The next stage of motor learning is the associative stage, in which your movements become more refined and you start to see improvement. What this means, is that you have to practice. A lot.
Both John and Josiah agree that drills are key.
"Get away from volume and stick with frequency," advises Josiah. "Just keep working on one thing until you master it."
The final stage of learning a new movement pattern is that you begin doing the right thing automatically. However, this can take time. In Malcolm Gladwell's 2008 book, Outliers, he wrote that research suggests that 10,000 hours is the magic number to master a new skill. Today, scientists say that it's more like an hour a day for 20 years - again, frequency over volume.
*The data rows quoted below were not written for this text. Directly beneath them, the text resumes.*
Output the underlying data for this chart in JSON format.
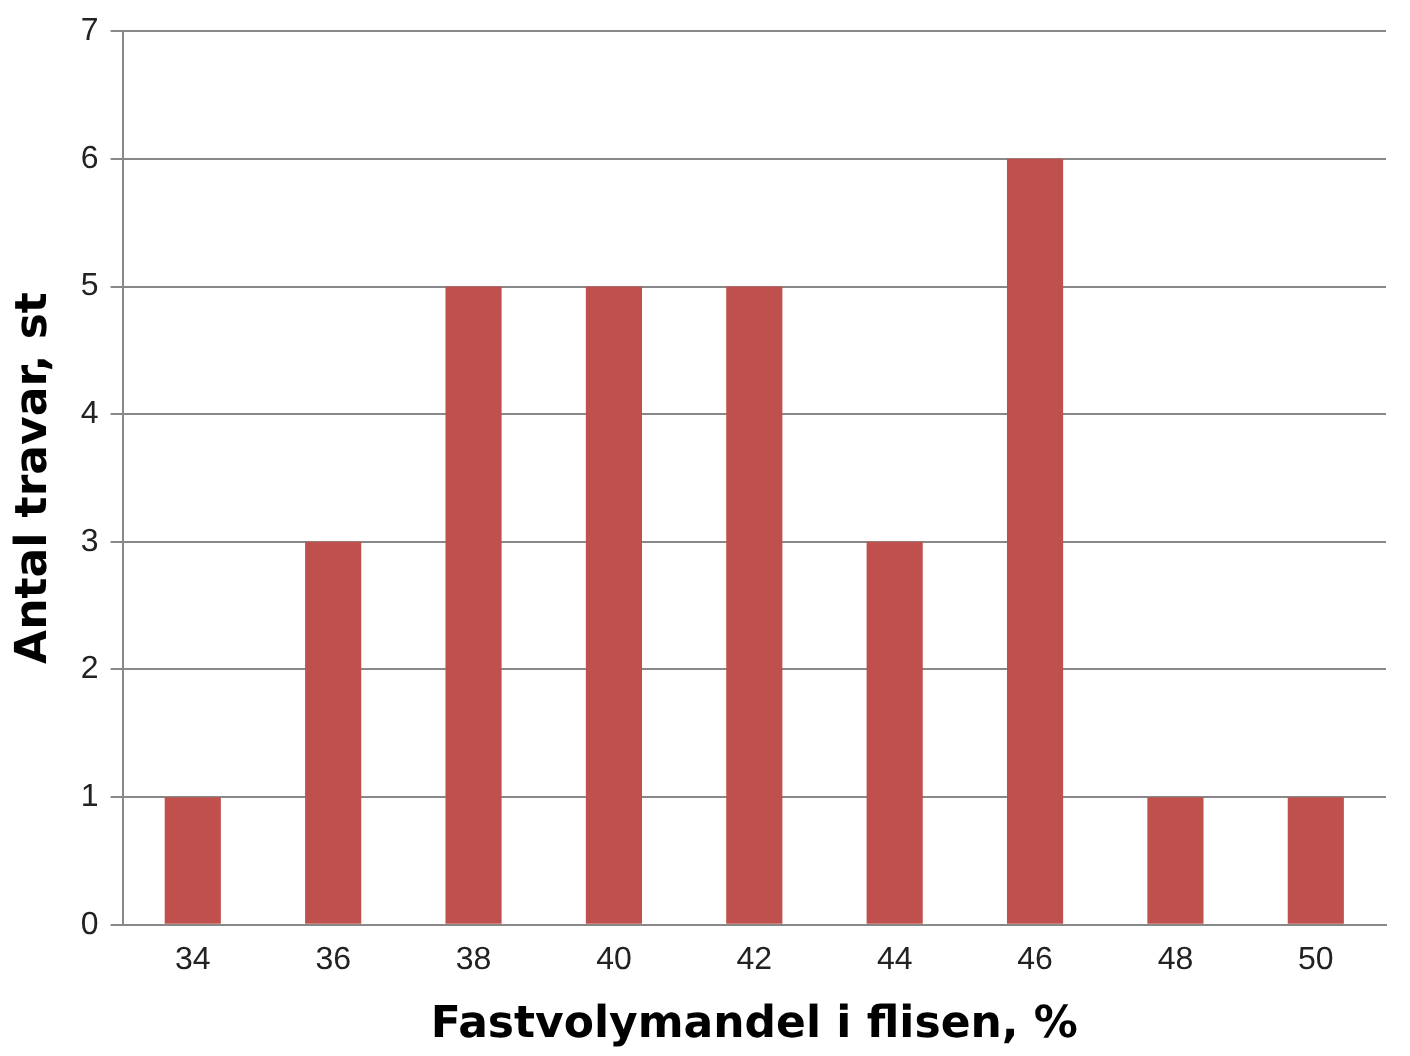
{
  "chart_data": {
    "type": "bar",
    "xlabel": "Fastvolymandel i flisen, %",
    "ylabel": "Antal travar, st",
    "categories": [
      "34",
      "36",
      "38",
      "40",
      "42",
      "44",
      "46",
      "48",
      "50"
    ],
    "values": [
      1,
      3,
      5,
      5,
      5,
      3,
      6,
      1,
      1
    ],
    "color": "#c0504d",
    "ylim": [
      0,
      7
    ],
    "yticks": [
      0,
      1,
      2,
      3,
      4,
      5,
      6,
      7
    ],
    "grid": "y"
  }
}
"Visualization is a huge key as well," says Josiah. "If you can take a few minutes and visualize yourself being more efficient or streamlined, it's amazing what happens when you back that up with the work."
"What's important is that you don't give up," says John, who knows a little bit about persistence. "And Josiah's advice will definitely lead to success if you commit to doing something each and every day."
(You can read more about Josiah Middaugh's five keys to success in next week's Middaugh Coaching Corner.)
"I have a lot of access to a lot of elite athletes who are not coachable and not fun to train with," said John. "That's why Josiah is a champion. He is open to input. He wants to improve. And he doesn't give up."